Nestes lugares presenciamos duas histórias de amor protagonizadas por dois policiais. Cop 223, um homem fissurado por abacaxi em lata — uma marca do diretor — que em sua indagação sobre a data de validade do amor se apaixona por uma mulher que utiliza peruca loira. Já Cop 663, um viciado em salada do chef, tem uma relação complexa entre uma comissária de bordo e uma outra garota chamada Faye, e se atém ás lancherias como pausas pro seu expediente.

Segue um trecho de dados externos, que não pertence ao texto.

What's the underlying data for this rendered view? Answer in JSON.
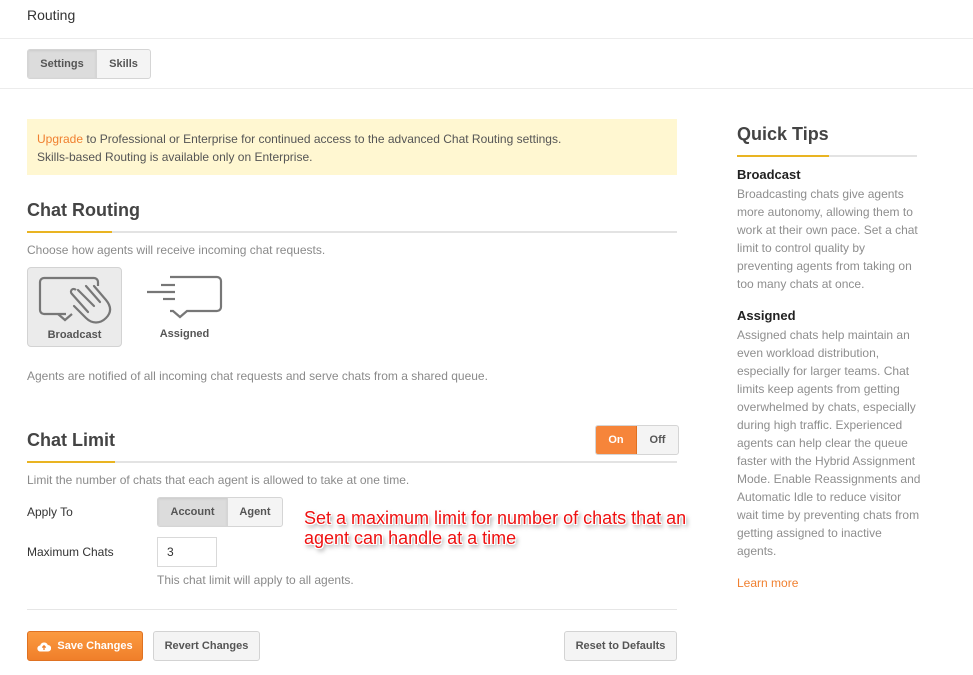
{
  "header": {
    "title": "Routing"
  },
  "tabs": [
    {
      "label": "Settings",
      "active": true
    },
    {
      "label": "Skills",
      "active": false
    }
  ],
  "notice": {
    "link": "Upgrade",
    "line1_rest": " to Professional or Enterprise for continued access to the advanced Chat Routing settings.",
    "line2": "Skills-based Routing is available only on Enterprise."
  },
  "chat_routing": {
    "title": "Chat Routing",
    "description": "Choose how agents will receive incoming chat requests.",
    "modes": [
      {
        "label": "Broadcast",
        "icon": "broadcast-hand-icon",
        "selected": true
      },
      {
        "label": "Assigned",
        "icon": "assigned-chat-icon",
        "selected": false
      }
    ],
    "mode_description": "Agents are notified of all incoming chat requests and serve chats from a shared queue."
  },
  "chat_limit": {
    "title": "Chat Limit",
    "toggle": {
      "on_label": "On",
      "off_label": "Off",
      "value": "On"
    },
    "description": "Limit the number of chats that each agent is allowed to take at one time.",
    "apply_to": {
      "label": "Apply To",
      "options": [
        "Account",
        "Agent"
      ],
      "selected": "Account"
    },
    "maximum_chats": {
      "label": "Maximum Chats",
      "value": "3",
      "help": "This chat limit will apply to all agents."
    }
  },
  "annotation": {
    "text": "Set a maximum limit for number of chats that an agent can handle at a time",
    "color": "#ee1111"
  },
  "actions": {
    "save": "Save Changes",
    "revert": "Revert Changes",
    "reset": "Reset to Defaults"
  },
  "quick_tips": {
    "title": "Quick Tips",
    "tips": [
      {
        "heading": "Broadcast",
        "body": "Broadcasting chats give agents more autonomy, allowing them to work at their own pace. Set a chat limit to control quality by preventing agents from taking on too many chats at once."
      },
      {
        "heading": "Assigned",
        "body": "Assigned chats help maintain an even workload distribution, especially for larger teams. Chat limits keep agents from getting overwhelmed by chats, especially during high traffic. Experienced agents can help clear the queue faster with the Hybrid Assignment Mode. Enable Reassignments and Automatic Idle to reduce visitor wait time by preventing chats from getting assigned to inactive agents."
      }
    ],
    "learn_more": "Learn more"
  },
  "colors": {
    "accent_orange": "#f6853a",
    "heading_underline": "#e9b422",
    "notice_bg": "#fff7d1",
    "link": "#f08030"
  }
}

Dito isso, percebe-se o ir-e-vir como um elemento fundamental. A correria dos centros comerciais e o ritmo da vida urbana se refletem na “estética de lancheria de rodoviária” presente no filme. Sendo este lugar o próprio respirar nas duas horas de duração do longa. Presenciamos aqui os momentos de tensão comunicativa, entre nós e entre os próprios personagens. As mudanças de Hong Kong são ilustradas em marcas de companhias ocidentais que roubam o brilho em luzes neon — ambientação e contexto muito comum em filmes do gênero cyberpunk, como Ghost In The Shell (1995) ou Blade Runner (1982).

Com certo teor autobiográfico, Chungking Express é fruto de uma pausa que o diretor Wong Kar-wai fazia ao gravar Ashes of Time (1994), um outro projeto mais ambicioso. E de fato o filme se apropria dessa viagem com passagem de ida e volta como um símbolo das relações humanas. A narração ilustra tudo isso de forma poética e com diversas metáforas, demonstrando aqui a figura da própria “viagem” que ao ir de um lugar para outro acaba não permanecendo em lugar nenhum. Mesma temática de outro trabalho do diretor, chamado 2046: The Secrets Of Love (2004), mas este puxando para um delírio mais sci-fi do narrador.

Assim como na narrativa profunda e dinâmica, a estética do filme se sobressaí, proporcionando longas cenas em câmera lenta, envoltas no mais melancólico jazz— sensível e pontual em suas notas — mas também na música California Dreamin’ — que surge centenas de vezes. Não por acaso, o tema ilustra bem os sonhos profundos que se escondem nos personagens — e se perdem no correr dos dias. Tudo retratado numa qualidade lo-fi que não almeja a perfeição, mas por ser espontânea, criativa e dinâmica, acaba chegando lá.

Por fim, Chungking Express flui no sentido mais profundo da palavra. A lancheria que é tomada aqui como o rio de Heráclito, se revela um ponto de transformações durante toda a trama. A narrativa é concisa, mas se mostra solúvel de tempos em tempos, revelando um teor artístico que é figurado nas falas do narrador, nos movimentos lisérgicos de câmera e na valorização de pausas contemplativas. Tanto os sons estourados quanto o silêncio te afundam na mais profunda solidão, que os personagens carismáticos também parecem sentir no vai e vem do dia a dia. Como um retrato contemporâneo, Chungking Express faz bem ao dizer no não-dizer.